Foreign Policy Research Institute A Nation Must Think Before it Acts Why America Needs to See The Interview: A Primer on the Sins of North Korea

Why America Needs to See The Interview: A Primer on the Sins of North Korea

Most Americans don’t know how much of a threat North Korea poses not just to America, but also to its own people. Seth Rogen’s film uses comedy to give Americans a view of daily life in the dictatorial regime.

Much has been written about North Korea’s hacking Sony over the release of The Interview. The movie itself has received mixed reviews. Like other Seth Rogen films, it is laced with four-letter words and their multisyllabic variations, as well as with crude references to sex, again, in all their variations. Yet the film is a must-see.

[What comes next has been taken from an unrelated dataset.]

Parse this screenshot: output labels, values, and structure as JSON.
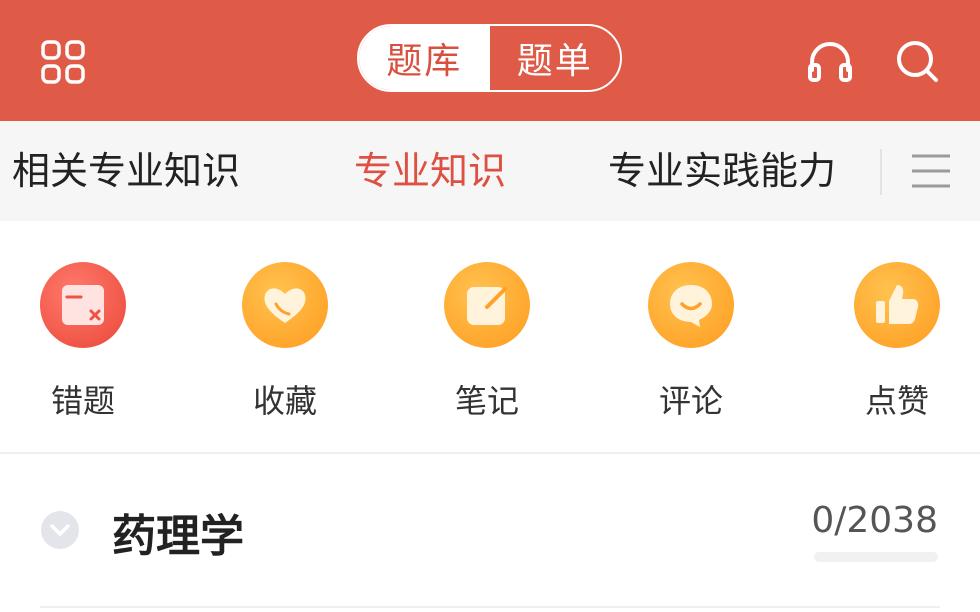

National-security specialists, notably those who focus on northeast Asia, probably can recite the sins of Pyongyang in their sleep. The average American, on the other hand, is probably not aware of the extent to which the hermit kingdom poses as much of a threat to its own people as it does to the free world. Most Americans have little sense of the extent to which Kim Jong-un and his cronies have continued his family’s long-standing tradition of starving its own people. But viewers who see children dragooned into mindless recitations of Kim’s greatness, who are shocked by the characters in the mini-orchestra that plays for the dictator and his cronies, and who are treated to scenes that contrast Kim’s opulence with the poverty that marks daily life in North Korea, will absorb its message far more easily than they would from any Fox News or CNN telecast.